The Dow, which has nudged the 20,000 milestone during January, rose 0.8% to 20,068.51.
Investors’ cash has poured into shares on hopes of tax cuts and higher growth.
The Dow had risen above 20,000 early into the trading day, prompting Mr Trump’s senior adviser Kellyanne Conway to tweet that the landmark was down to “The Trump Effect”.
“It was definitely a milestone that the market has been focused on for really the better part of two months and you were starting to get a little bit of anxiety as to whether it was going to be surmounted or not,” said Julian Emanuel, Equity Strategist at UBS.
The Dow reached its latest 1,000-point milestone two months after closing above 19,000, making it the second quickest 1,000 point rise ever.
The index rose from 10,000 to 11,000 in only 24 trading days between 29 March and 3 May, 1999, while the rise from 18,000 to 19,000 took 483 trading days (nearly two years).
Financial stocks have been a major factor in the gain – with Goldman Sachs and JPMorgan accounting for around 20% of the rise.
This is because investors believe that some of Mr Trump’s policies will trigger inflation and produce a rise in interest rates.
Also on Wednesday, the broad-based S&P finished up 0.8% at 2,298.37, while the Nasdaq advanced 1% to 5,656.34 – both fresh records.
What is the Dow Jones Industrial Average?
- It is the average value of 30 large industrial stocks
- The index is price-weighted so stocks with higher share prices carry more weight
- Charles Dow launched the index with only 12 companies in 1896 – General Electric is the only one that is still included
- In 1928, it grew to involve 30 firms, which have changed over the years
Finally, the Dow hit 20,000 at the US market open after being tantalisingly close for weeks.
When the moment came, floor traders at the New York Stock Exchange were ready.
Long before the opening bell rang, one trader yelled ‘get your hats on, get your hats on’.
He was referring to the baseball caps emblazoned with Dow 20,000 on the front.
It’s a tradition dating back to the first time the Dow passed 10,000. To mark the occasion, they made hats. And the habit stuck.
Wall Street veteran Art Cashin, director of floor operations at UBS had his on.
When asked if the Dow at 20,000 matters, he answered that the publicity would make people think about their own investments and that was a good thing.
For many though today’s historic milestone is just a round number. Its value is symbolic.
In part that has to do with the index itself.
The Dow Jones Industrial Average is made up of only 30 companies compared with 500 in the S&P 500. So it is far from comprehensive.
Then there is the way it is calculated.
The Dow puts too much emphasis on share price, unlike the S&P 500 which reflect its members market capitalization. As a result, a few names have the power to significantly move the index.
Make no mistake though, this will be front page news.

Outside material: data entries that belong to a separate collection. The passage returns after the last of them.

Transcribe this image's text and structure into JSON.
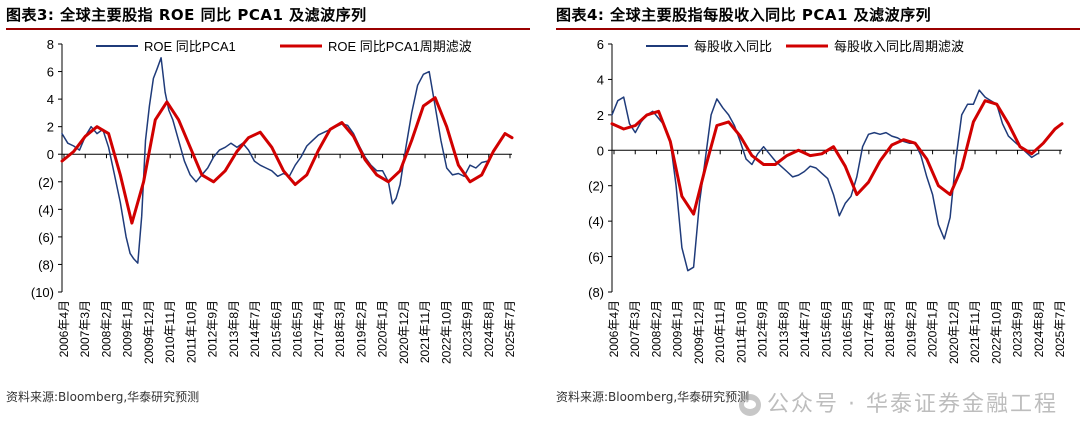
{
  "panels": [
    {
      "title": "图表3:  全球主要股指 ROE 同比 PCA1 及滤波序列",
      "source": "资料来源:Bloomberg,华泰研究预测"
    },
    {
      "title": "图表4:  全球主要股指每股收入同比 PCA1 及滤波序列",
      "source": "资料来源:Bloomberg,华泰研究预测"
    }
  ],
  "watermark": "公众号 · 华泰证券金融工程",
  "colors": {
    "raw": "#1f3b7a",
    "filtered": "#d10000",
    "title_rule": "#9a0000"
  },
  "chart_data": [
    {
      "type": "line",
      "title": "",
      "xlabel": "",
      "ylabel": "",
      "ylim": [
        -10,
        8
      ],
      "yticks": [
        -10,
        -8,
        -6,
        -4,
        -2,
        0,
        2,
        4,
        6,
        8
      ],
      "ytick_labels": [
        "(10)",
        "(8)",
        "(6)",
        "(4)",
        "(2)",
        "0",
        "2",
        "4",
        "6",
        "8"
      ],
      "xlim": [
        2006.25,
        2025.55
      ],
      "xtick_labels": [
        "2006年4月",
        "2007年3月",
        "2008年2月",
        "2009年1月",
        "2009年12月",
        "2010年11月",
        "2011年10月",
        "2012年9月",
        "2013年8月",
        "2014年7月",
        "2015年6月",
        "2016年5月",
        "2017年4月",
        "2018年3月",
        "2019年2月",
        "2020年1月",
        "2020年12月",
        "2021年11月",
        "2022年10月",
        "2023年9月",
        "2024年8月",
        "2025年7月"
      ],
      "legend_position": "top",
      "series": [
        {
          "name": "ROE 同比PCA1",
          "role": "raw",
          "x": [
            2006.25,
            2006.5,
            2006.75,
            2007.0,
            2007.25,
            2007.5,
            2007.75,
            2008.0,
            2008.25,
            2008.5,
            2008.75,
            2009.0,
            2009.17,
            2009.33,
            2009.5,
            2009.67,
            2009.83,
            2010.0,
            2010.17,
            2010.33,
            2010.5,
            2010.67,
            2010.83,
            2011.0,
            2011.25,
            2011.5,
            2011.75,
            2012.0,
            2012.25,
            2012.5,
            2012.75,
            2013.0,
            2013.25,
            2013.5,
            2013.75,
            2014.0,
            2014.25,
            2014.5,
            2014.75,
            2015.0,
            2015.25,
            2015.5,
            2015.75,
            2016.0,
            2016.25,
            2016.5,
            2016.75,
            2017.0,
            2017.25,
            2017.5,
            2017.75,
            2018.0,
            2018.25,
            2018.5,
            2018.75,
            2019.0,
            2019.25,
            2019.5,
            2019.75,
            2020.0,
            2020.25,
            2020.42,
            2020.58,
            2020.75,
            2021.0,
            2021.25,
            2021.5,
            2021.75,
            2022.0,
            2022.25,
            2022.5,
            2022.75,
            2023.0,
            2023.25,
            2023.5,
            2023.75,
            2024.0,
            2024.25,
            2024.5
          ],
          "values": [
            1.5,
            0.8,
            0.6,
            0.3,
            1.3,
            2.0,
            1.5,
            1.8,
            0.5,
            -1.5,
            -3.5,
            -6.0,
            -7.2,
            -7.6,
            -7.9,
            -4.5,
            1.0,
            3.5,
            5.5,
            6.2,
            7.0,
            4.5,
            3.2,
            2.5,
            1.0,
            -0.5,
            -1.5,
            -2.0,
            -1.5,
            -1.0,
            -0.2,
            0.3,
            0.5,
            0.8,
            0.5,
            0.8,
            0.3,
            -0.5,
            -0.8,
            -1.0,
            -1.2,
            -1.6,
            -1.4,
            -1.6,
            -0.8,
            -0.2,
            0.6,
            1.0,
            1.4,
            1.6,
            1.8,
            2.0,
            2.2,
            2.1,
            1.5,
            0.6,
            -0.2,
            -0.8,
            -1.2,
            -1.2,
            -2.0,
            -3.6,
            -3.2,
            -2.2,
            0.5,
            3.0,
            5.0,
            5.8,
            6.0,
            3.5,
            1.0,
            -1.0,
            -1.5,
            -1.4,
            -1.6,
            -0.8,
            -1.0,
            -0.6,
            -0.5
          ]
        },
        {
          "name": "ROE 同比PCA1周期滤波",
          "role": "filtered",
          "x": [
            2006.25,
            2006.75,
            2007.25,
            2007.75,
            2008.25,
            2008.75,
            2009.25,
            2009.75,
            2010.25,
            2010.75,
            2011.25,
            2011.75,
            2012.25,
            2012.75,
            2013.25,
            2013.75,
            2014.25,
            2014.75,
            2015.25,
            2015.75,
            2016.25,
            2016.75,
            2017.25,
            2017.75,
            2018.25,
            2018.75,
            2019.25,
            2019.75,
            2020.25,
            2020.75,
            2021.25,
            2021.75,
            2022.25,
            2022.75,
            2023.25,
            2023.75,
            2024.25,
            2024.75,
            2025.25,
            2025.55
          ],
          "values": [
            -0.5,
            0.2,
            1.3,
            2.0,
            1.5,
            -1.5,
            -5.0,
            -2.0,
            2.5,
            3.8,
            2.5,
            0.5,
            -1.5,
            -2.0,
            -1.2,
            0.2,
            1.2,
            1.6,
            0.5,
            -1.2,
            -2.2,
            -1.5,
            0.3,
            1.8,
            2.3,
            1.3,
            -0.4,
            -1.5,
            -2.0,
            -1.2,
            1.0,
            3.5,
            4.1,
            2.0,
            -0.8,
            -2.0,
            -1.5,
            0.2,
            1.5,
            1.2
          ]
        }
      ]
    },
    {
      "type": "line",
      "title": "",
      "xlabel": "",
      "ylabel": "",
      "ylim": [
        -8,
        6
      ],
      "yticks": [
        -8,
        -6,
        -4,
        -2,
        0,
        2,
        4,
        6
      ],
      "ytick_labels": [
        "(8)",
        "(6)",
        "(4)",
        "(2)",
        "0",
        "2",
        "4",
        "6"
      ],
      "xlim": [
        2006.25,
        2025.55
      ],
      "xtick_labels": [
        "2006年4月",
        "2007年3月",
        "2008年2月",
        "2009年1月",
        "2009年12月",
        "2010年11月",
        "2011年10月",
        "2012年9月",
        "2013年8月",
        "2014年7月",
        "2015年6月",
        "2016年5月",
        "2017年4月",
        "2018年3月",
        "2019年2月",
        "2020年1月",
        "2020年12月",
        "2021年11月",
        "2022年10月",
        "2023年9月",
        "2024年8月",
        "2025年7月"
      ],
      "legend_position": "top",
      "series": [
        {
          "name": "每股收入同比",
          "role": "raw",
          "x": [
            2006.25,
            2006.5,
            2006.75,
            2007.0,
            2007.25,
            2007.5,
            2007.75,
            2008.0,
            2008.25,
            2008.5,
            2008.75,
            2009.0,
            2009.25,
            2009.5,
            2009.75,
            2010.0,
            2010.25,
            2010.5,
            2010.75,
            2011.0,
            2011.25,
            2011.5,
            2011.75,
            2012.0,
            2012.25,
            2012.5,
            2012.75,
            2013.0,
            2013.25,
            2013.5,
            2013.75,
            2014.0,
            2014.25,
            2014.5,
            2014.75,
            2015.0,
            2015.25,
            2015.5,
            2015.75,
            2016.0,
            2016.25,
            2016.5,
            2016.75,
            2017.0,
            2017.25,
            2017.5,
            2017.75,
            2018.0,
            2018.25,
            2018.5,
            2018.75,
            2019.0,
            2019.25,
            2019.5,
            2019.75,
            2020.0,
            2020.25,
            2020.5,
            2020.75,
            2021.0,
            2021.25,
            2021.5,
            2021.75,
            2022.0,
            2022.25,
            2022.5,
            2022.75,
            2023.0,
            2023.25,
            2023.5,
            2023.75,
            2024.0,
            2024.25,
            2024.5
          ],
          "values": [
            2.0,
            2.8,
            3.0,
            1.5,
            1.0,
            1.6,
            2.0,
            2.2,
            1.8,
            1.4,
            0.5,
            -2.0,
            -5.5,
            -6.8,
            -6.6,
            -3.0,
            -0.5,
            2.0,
            2.9,
            2.4,
            2.0,
            1.4,
            0.5,
            -0.5,
            -0.8,
            -0.2,
            0.2,
            -0.2,
            -0.6,
            -0.9,
            -1.2,
            -1.5,
            -1.4,
            -1.2,
            -0.9,
            -1.0,
            -1.3,
            -1.6,
            -2.5,
            -3.7,
            -3.0,
            -2.6,
            -1.5,
            0.2,
            0.9,
            1.0,
            0.9,
            1.0,
            0.8,
            0.7,
            0.5,
            0.4,
            0.4,
            -0.3,
            -1.5,
            -2.5,
            -4.2,
            -5.0,
            -3.8,
            -0.5,
            2.0,
            2.6,
            2.6,
            3.4,
            3.0,
            2.8,
            2.6,
            1.5,
            0.8,
            0.5,
            0.2,
            -0.1,
            -0.4,
            -0.2
          ]
        },
        {
          "name": "每股收入同比周期滤波",
          "role": "filtered",
          "x": [
            2006.25,
            2006.75,
            2007.25,
            2007.75,
            2008.25,
            2008.75,
            2009.25,
            2009.75,
            2010.25,
            2010.75,
            2011.25,
            2011.75,
            2012.25,
            2012.75,
            2013.25,
            2013.75,
            2014.25,
            2014.75,
            2015.25,
            2015.75,
            2016.25,
            2016.75,
            2017.25,
            2017.75,
            2018.25,
            2018.75,
            2019.25,
            2019.75,
            2020.25,
            2020.75,
            2021.25,
            2021.75,
            2022.25,
            2022.75,
            2023.25,
            2023.75,
            2024.25,
            2024.75,
            2025.25,
            2025.55
          ],
          "values": [
            1.5,
            1.2,
            1.4,
            2.0,
            2.2,
            0.5,
            -2.6,
            -3.6,
            -1.0,
            1.4,
            1.6,
            0.8,
            -0.3,
            -0.8,
            -0.8,
            -0.3,
            0.0,
            -0.3,
            -0.2,
            0.2,
            -0.9,
            -2.5,
            -1.8,
            -0.6,
            0.3,
            0.6,
            0.4,
            -0.5,
            -2.0,
            -2.5,
            -1.0,
            1.6,
            2.8,
            2.6,
            1.5,
            0.2,
            -0.2,
            0.4,
            1.2,
            1.5
          ]
        }
      ]
    }
  ]
}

And for market professionals, it’s a moment to pop the champagne, celebrate and pull out their Dow 20,000 baseball caps because who knows when they’ll be able to wear it again.
Tim Ghriskey, chief investment officer of financial management firm Solaris Group in New York, said: “There is a real belief that [Mr] Trump is real, he has been extremely active these first couple of days of the presidency and a change may happen faster than people had thought.”
Neil Wilson, senior market analyst at London brokers ETX Capital, said: “It’s psychologically huge and, after a bit of pullback ahead of the inauguration, really confirms that the ‘great rotation’ from bonds to stocks is definitely upon us.
“Fears about protectionism are running second to optimism about inflation and growth – for now at least.
“The question now is how long can this last?
“Mr Trump’s first steps as president have confirmed much of what investors had hoped for and that he’s extremely pro-business and light on regulation for energy and financials. That’s what’s driving this renewed rally.
“The other argument claims that this is a massive bubble and if this is a real rotation from bonds into stocks, ending a 30-year bond bull market, there is still a huge amount of cash piled up that could yet pour into equities and power further gains through 2017.
“It might not be too long before 21,000 is in sight.”